Dans le cas où le lanceur d’alerte souhaite introduire un recours contre une telle mesure de représailles, la loi prévoit désormais que le juge puisse lui allouer une provision pour frais de justice. Il pourra également allouer une provision supplémentaire au lanceur d’alerte dont la situation financière s’est gravement dégradée en raison du signalement, sauf à ce qu’il soit démontré que l’action ou la mesure contestée dans le cadre du référé-provision est justifiée par des « éléments objectifs étrangers au signalement ou à la divulgation. »

La loi crée par ailleurs un régime d’irresponsabilité civile et pénale pour les personnes ayant signalé ou divulgué publiquement des informations. Cette irresponsabilité pénale vaut également pour les facilitateurs.

Sont également renforcées les sanctions encourues lors d’une procédure dirigée contre un lanceur d’alerte en raison des informations signalées ou divulguées. En effet, en cas de procédure « bâillon » menée contre un lanceur d’alerte, le montant de l’amende civile encourue est porté à 60 000 euros.

Il convient toutefois de relever que la consécration du droit d’alerte en qualité de liberté fondamentale et de présomption d’urgence adoptées par l’Assemblée nationale en première lecture, ne sont plus au périmètre de la loi définitivement adoptée. En effet, la commission mixte paritaire n’a pas entendu conserver la création d’un référé liberté « droit d’alerte » au bénéfice de l’agent public auteur d’un signalement.

    

2- Le renforcement du rôle du Défenseur des droits en matière de signalement d’alerte

A également été adoptée la loi organique visant en particulier à renforcer le rôle du Défenseur des droits en matière de signalement d’alerte et modifiant la loi organique du 29 mars 2011 relative au Défenseur des droits.

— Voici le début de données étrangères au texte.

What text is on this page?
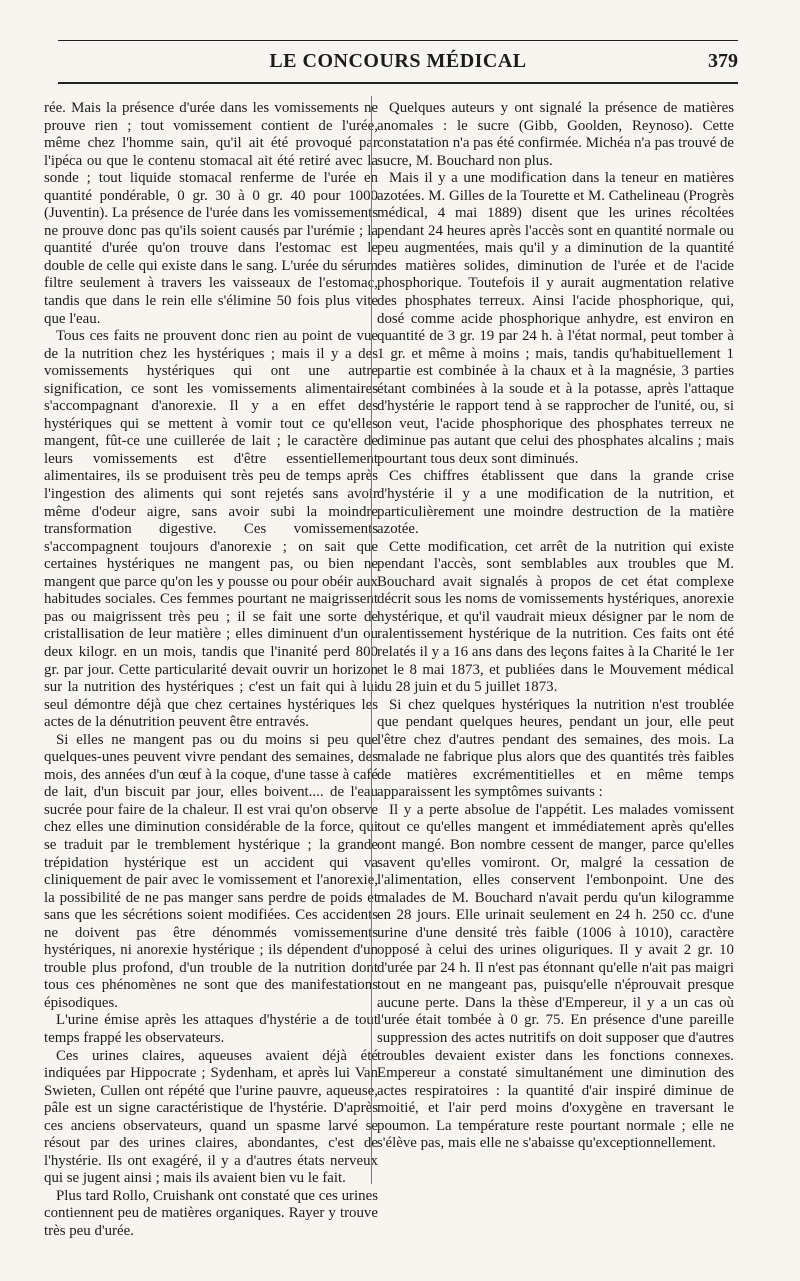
LE CONCOURS MÉDICAL	379

rée. Mais la présence d'urée dans les vomissements ne prouve rien ; tout vomissement contient de l'urée, même chez l'homme sain, qu'il ait été provoqué par l'ipéca ou que le contenu stomacal ait été retiré avec la sonde ; tout liquide stomacal renferme de l'urée en quantité pondérable, 0 gr. 30 à 0 gr. 40 pour 1000 (Juventin). La présence de l'urée dans les vomissements ne prouve donc pas qu'ils soient causés par l'urémie ; la quantité d'urée qu'on trouve dans l'estomac est le double de celle qui existe dans le sang. L'urée du sérum filtre seulement à travers les vaisseaux de l'estomac, tandis que dans le rein elle s'élimine 50 fois plus vite que l'eau.

Tous ces faits ne prouvent donc rien au point de vue de la nutrition chez les hystériques ; mais il y a des vomissements hystériques qui ont une autre signification, ce sont les vomissements alimentaires s'accompagnant d'anorexie. Il y a en effet des hystériques qui se mettent à vomir tout ce qu'elles mangent, fût-ce une cuillerée de lait ; le caractère de leurs vomissements est d'être essentiellement alimentaires, ils se produisent très peu de temps après l'ingestion des aliments qui sont rejetés sans avoir même d'odeur aigre, sans avoir subi la moindre transformation digestive. Ces vomissements s'accompagnent toujours d'anorexie ; on sait que certaines hystériques ne mangent pas, ou bien ne mangent que parce qu'on les y pousse ou pour obéir aux habitudes sociales. Ces femmes pourtant ne maigrissent pas ou maigrissent très peu ; il se fait une sorte de cristallisation de leur matière ; elles diminuent d'un ou deux kilogr. en un mois, tandis que l'inanité perd 800 gr. par jour. Cette particularité devait ouvrir un horizon sur la nutrition des hystériques ; c'est un fait qui à lui seul démontre déjà que chez certaines hystériques les actes de la dénutrition peuvent être entravés.

Si elles ne mangent pas ou du moins si peu que quelques-unes peuvent vivre pendant des semaines, des mois, des années d'un œuf à la coque, d'une tasse à café de lait, d'un biscuit par jour, elles boivent.... de l'eau sucrée pour faire de la chaleur. Il est vrai qu'on observe chez elles une diminution considérable de la force, qui se traduit par le tremblement hystérique ; la grande trépidation hystérique est un accident qui va cliniquement de pair avec le vomissement et l'anorexie, la possibilité de ne pas manger sans perdre de poids et sans que les sécrétions soient modifiées. Ces accidents ne doivent pas être dénommés vomissements hystériques, ni anorexie hystérique ; ils dépendent d'un trouble plus profond, d'un trouble de la nutrition dont tous ces phénomènes ne sont que des manifestations épisodiques.

L'urine émise après les attaques d'hystérie a de tout temps frappé les observateurs.

Ces urines claires, aqueuses avaient déjà été indiquées par Hippocrate ; Sydenham, et après lui Van Swieten, Cullen ont répété que l'urine pauvre, aqueuse, pâle est un signe caractéristique de l'hystérie. D'après ces anciens observateurs, quand un spasme larvé se résout par des urines claires, abondantes, c'est de l'hystérie. Ils ont exagéré, il y a d'autres états nerveux qui se jugent ainsi ; mais ils avaient bien vu le fait.

Plus tard Rollo, Cruishank ont constaté que ces urines contiennent peu de matières organiques. Rayer y trouve très peu d'urée.

Quelques auteurs y ont signalé la présence de matières anomales : le sucre (Gibb, Goolden, Reynoso). Cette constatation n'a pas été confirmée. Michéa n'a pas trouvé de sucre, M. Bouchard non plus.

Mais il y a une modification dans la teneur en matières azotées. M. Gilles de la Tourette et M. Cathelineau (Progrès médical, 4 mai 1889) disent que les urines récoltées pendant 24 heures après l'accès sont en quantité normale ou peu augmentées, mais qu'il y a diminution de la quantité des matières solides, diminution de l'urée et de l'acide phosphorique. Toutefois il y aurait augmentation relative des phosphates terreux. Ainsi l'acide phosphorique, qui, dosé comme acide phosphorique anhydre, est environ en quantité de 3 gr. 19 par 24 h. à l'état normal, peut tomber à 1 gr. et même à moins ; mais, tandis qu'habituellement 1 partie est combinée à la chaux et à la magnésie, 3 parties étant combinées à la soude et à la potasse, après l'attaque d'hystérie le rapport tend à se rapprocher de l'unité, ou, si on veut, l'acide phosphorique des phosphates terreux ne diminue pas autant que celui des phosphates alcalins ; mais pourtant tous deux sont diminués.

Ces chiffres établissent que dans la grande crise d'hystérie il y a une modification de la nutrition, et particulièrement une moindre destruction de la matière azotée.

Cette modification, cet arrêt de la nutrition qui existe pendant l'accès, sont semblables aux troubles que M. Bouchard avait signalés à propos de cet état complexe décrit sous les noms de vomissements hystériques, anorexie hystérique, et qu'il vaudrait mieux désigner par le nom de ralentissement hystérique de la nutrition. Ces faits ont été relatés il y a 16 ans dans des leçons faites à la Charité le 1er et le 8 mai 1873, et publiées dans le Mouvement médical du 28 juin et du 5 juillet 1873.

Si chez quelques hystériques la nutrition n'est troublée que pendant quelques heures, pendant un jour, elle peut l'être chez d'autres pendant des semaines, des mois. La malade ne fabrique plus alors que des quantités très faibles de matières excrémentitielles et en même temps apparaissent les symptômes suivants :

Il y a perte absolue de l'appétit. Les malades vomissent tout ce qu'elles mangent et immédiatement après qu'elles ont mangé. Bon nombre cessent de manger, parce qu'elles savent qu'elles vomiront. Or, malgré la cessation de l'alimentation, elles conservent l'embonpoint. Une des malades de M. Bouchard n'avait perdu qu'un kilogramme en 28 jours. Elle urinait seulement en 24 h. 250 cc. d'une urine d'une densité très faible (1006 à 1010), caractère opposé à celui des urines oliguriques. Il y avait 2 gr. 10 d'urée par 24 h. Il n'est pas étonnant qu'elle n'ait pas maigri tout en ne mangeant pas, puisqu'elle n'éprouvait presque aucune perte. Dans la thèse d'Empereur, il y a un cas où l'urée était tombée à 0 gr. 75. En présence d'une pareille suppression des actes nutritifs on doit supposer que d'autres troubles devaient exister dans les fonctions connexes. Empereur a constaté simultanément une diminution des actes respiratoires : la quantité d'air inspiré diminue de moitié, et l'air perd moins d'oxygène en traversant le poumon. La température reste pourtant normale ; elle ne s'élève pas, mais elle ne s'abaisse qu'exceptionnellement.
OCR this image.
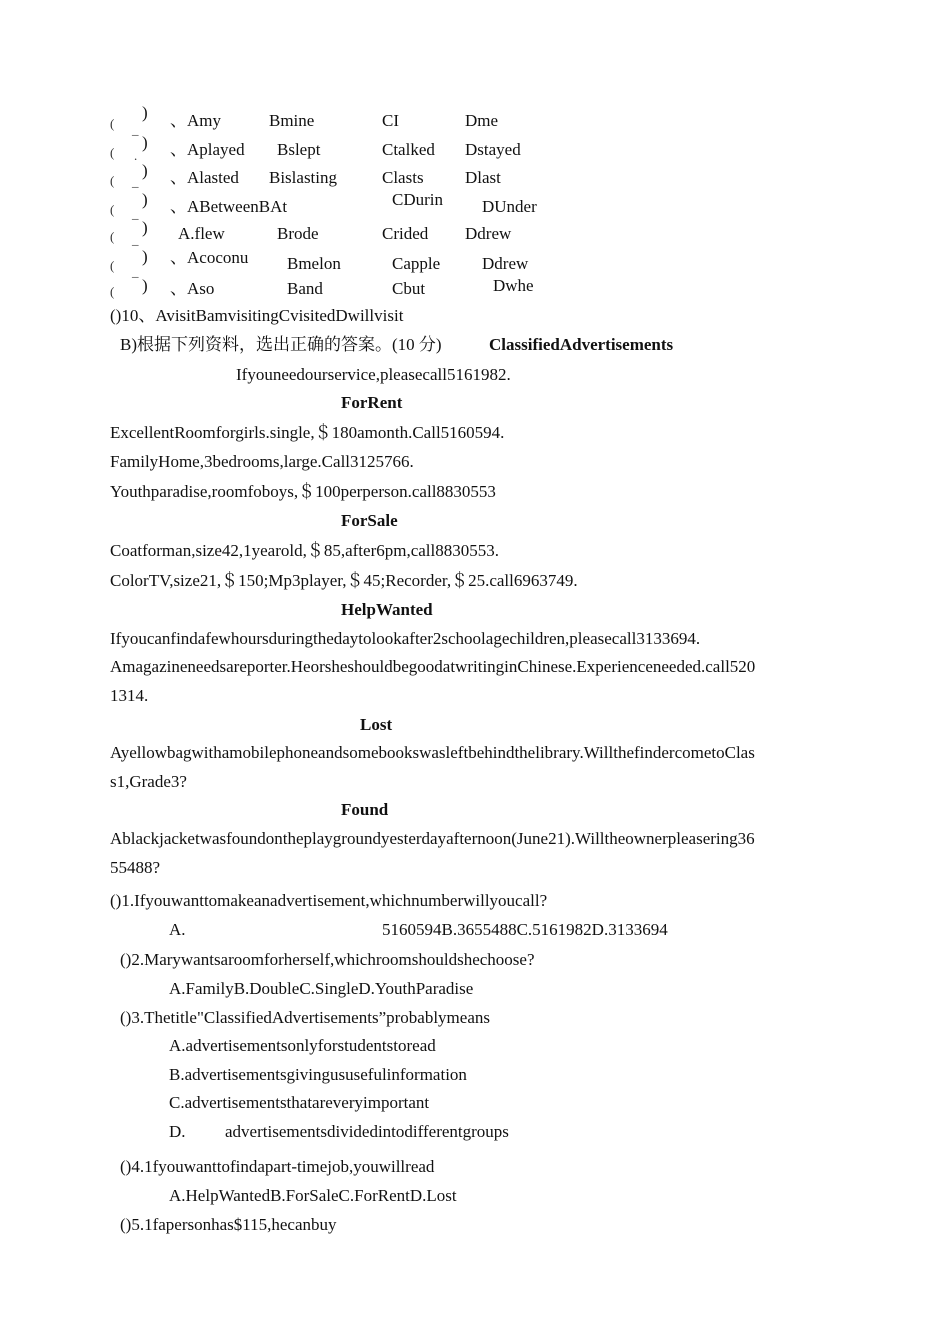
( _
) 、Amy	Bmine	CI	Dme
( .
) 、Aplayed Bslept	Ctalked Dstayed
( _
) 、Alasted Bislasting	Clasts Dlast
( _
) 、ABetweenBAt	CDurin DUnder
( _
) A.flew	Brode	Crided Ddrew
( _
) 、Acoconu Bmelon	Capple Ddrew
( ) 、Aso	Band	Cbut	Dwhe
()10、AvisitBamvisitingCvisitedDwillvisit
B)根据下列资料，选出正确的答案。(10 分)	ClassifiedAdvertisements
Ifyouneedourservice,pleasecall5161982.
ForRent
ExcellentRoomforgirls.single,＄180amonth.Call5160594.
FamilyHome,3bedrooms,large.Call3125766.
Youthparadise,roomfoboys,＄100perperson.call8830553
ForSale
Coatforman,size42,1yearold,＄85,after6pm,call8830553.
ColorTV,size21,＄150;Mp3player,＄45;Recorder,＄25.call6963749.
HelpWanted
Ifyoucanfindafewhoursduringthedaytolookafter2schoolagechildren,pleasecall3133694.
Amagazineneedsareporter.HeorsheshouldbegoodatwritinginChinese.Experienceneeded.call520
1314.
Lost
Ayellowbagwithamobilephoneandsomebookswasleftbehindthelibrary.WillthefindercometoClas
s1,Grade3?
Found
Ablackjacketwasfoundontheplaygroundyesterdayafternoon(June21).Willtheownerpleasering36
55488?
()1.Ifyouwanttomakeanadvertisement,whichnumberwillyoucall?
A.	5160594B.3655488C.5161982D.3133694
()2.Marywantsaroomforherself,whichroomshouldshechoose?
A.FamilyB.DoubleC.SingleD.YouthParadise
()3.Thetitle"ClassifiedAdvertisements”probablymeans
A.advertisementsonlyforstudentstoread
B.advertisementsgivingususefulinformation
C.advertisementsthatareveryimportant
D. advertisementsdividedintodifferentgroups
()4.1fyouwanttofindapart-timejob,youwillread
A.HelpWantedB.ForSaleC.ForRentD.Lost
()5.1fapersonhas$115,hecanbuy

    2-1- Élargissement de la mission de traitement des alertes 

Si la loi organique du 9 décembre 2016 prévoyait que le Défenseur des droits pouvait orienter les lanceurs d’alerte vers les autorités compétentes, la loi organique adoptée renforce son rôle.

Le texte prévoit ainsi que le Défenseur des droits puisse être saisi d’un signalement par tout lanceur d’alerte et sera tenu, s’il s’estime compétent, de recueillir ce signalement, de le traiter et de fournir un retour d’information à son auteur.

Afin d’assurer cette mission et sur proposition des Sénateurs, le texte a prévu la nomination d’un nouvel adjoint au Défenseur des droits « chargé de l’accompagnement des lanceurs d’alerte ».

   2-2- Attribution d’une compétence relative à la qualité de lanceur d’alerte 

La loi organique donne également compétence au Défenseur des droits pour se prononcer sur la qualité de lanceur d’alerte d’une personne. Il devra à cette fin rendre un avis dans un délai de six mois. Cet avis ne sera pas opposable au juge mais pourrait faire partie des éléments fondant sa décision.

C’est en ce sens que le Conseil Constitutionnel a pu juger que « les dispositions de l’article 3 de la loi organique n’ont ni pour objet ni pour effet de limiter le pouvoir reconnu aux juridictions pour apprécier la qualité de lanceur d’alerte, non plus que de priver une personne du droit de former un recours contre l’avis du Défenseur des droits dans le cas où cet avis aurait des effets notables ou une influence significative sur sa situation ».

En outre, il est prévu que le Défenseur des droits élabore tous les deux ans un rapport sur le fonctionnement global de la protection des lanceurs d’alerte en France.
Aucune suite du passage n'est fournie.